Si intitola alla luce e luce fa, lei medesima, l’enciclica, su tante cose che ci fanno tremare. Fa luce – con l’andamento piano dello stile chiaro e coraggioso di Benedetto e con la profoda empatia di Francesco per noi, uomini e donne di oggi – su tante questioni che più o meno bene espresse sono la tensione di chi è vivo e vegeto in questo tempo che ci è dato. Cosa vuol dire avere fede? E davvero chi dice di non averla è senza Dio? E credere è una cosa che spegne la ragione o è una cosa da uomini che cercano, che usano pienamente la ragione? E cosa c’entra amare con conoscere? Conoscere Gesù è possibile? E guardarlo? Star dinanzi al suo volto?
Chi vive con intensità il tempo presente nella Chiesa e nel mondo di oggi sa bene che queste faccende sono sotto la superficie e a volte in cima a grandi questioni che non solo agitano i dibattiti culturali pubblici (non sarà un caso che i filosofi di ogni parte del mondo si stanno interrogando sul rapporto tra l’amore e la conoscenza…). Siamo al termine di un’epoca che ha sacrificato molto, troppo, a una concezione razionalistica arida della conoscenza, fino a trovarsi con grandi strumenti offerti da scienze e tecnologia, ma senza più chiaro lo scopo per cui usarli. E siamo in una epoca in cui la vita degli uomini non sa più se si trova in un cammino o in un labirinto del tempo, in un circolo senza senso.
Non è un libro contro la modernità né contro l’attualità, la <+corsivo>Lumen fidei<+tondo>. Anzi, è una lettura profonda dell’attuale condizione umana, molto di più di quella di certi acclamati maestri del pensiero attuale. Ma il Papa, appunto, legge più in profondo l’epoca perché non ha (solo) lo sguardo da intellettuale. Fa suo lo sguardo di Cristo che ama l’uomo, senza limiti, perciò lo comprende meglio di tutti. L’enciclica va al cuore del problema di cosa sia dirsi cristiani, dunque avere fede.
Significativamente, in una enciclica sulla fede non si parla di atei, ma di coloro che si affidano a idoli (e noi tutti possiamo farlo in ogni momento) e di coloro che pur non ammettendo l’esistenza di Dio ne provano il richiamo e vivono nella luce della sua ipotesi. La traiettoria che il Papa ci offre tocca le obiezioni e i luoghi comuni, li smonta. Specie quello per cui la luce della fede consista in una specie di "produzione" della persona, mentre è il frutto di un «guardare e toccare» la luce che è il Volto, la carne, la persona di Cristo.
È una enciclica luce, una enciclica paziente, una enciclica "arma". Nel senso che offre uno strumento di alta precisione per lettura della esperienza cristiana nel presente. Fino a illustrare le conseguenze (introdotte da una significativa citazione del poeta Eliot e dei suoi «Cori da la Rocca») oggi visibili in una cultura e in una società come quelle delle terre vivificate dal cristianesimo, dove a causa di imposizioni dall’alto e di movimenti culturali si vorrebbe eliminare una radice e una pianta (quella cristiana appunto) sperando che rimangano intatti i buoni frutti di civiltà che essa ha generato. Non c’è da stupirsi se in una terra che rinnega il cristianesimo – ovvero l’annuncio di un Dio che si fa uomo, alzando l’uomo, la donna, ogni singola vita umana alla massima dignità – si assista nonostante tutti i proclami su diritti e valori a una progressiva cancellazione reale di tale dignità?

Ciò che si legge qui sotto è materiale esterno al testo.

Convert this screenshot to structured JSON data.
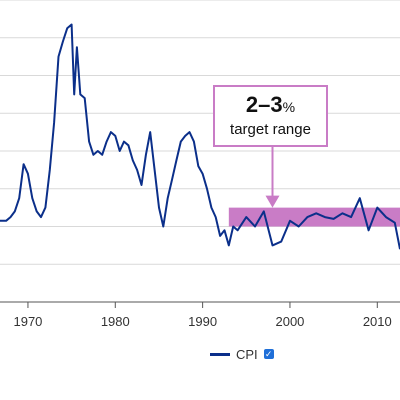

È una enciclica sfida, specie per i cristiani, e per coloro che desiderano una Chiesa che compie il suo destino non come agenzia morale o sociale, innanzitutto, ma come annunciatrice del Volto che illumina la magnifica e dura prova della vita. In questa enciclica passata di mano da un Papa all’altro e ora nelle nostre, si può trovare il chiarimento, il gusto, l’avventuroso senso di questo strano mistero d’essere peccatori e limitati come tutti, ma lieti d’essere «quelli di Cristo».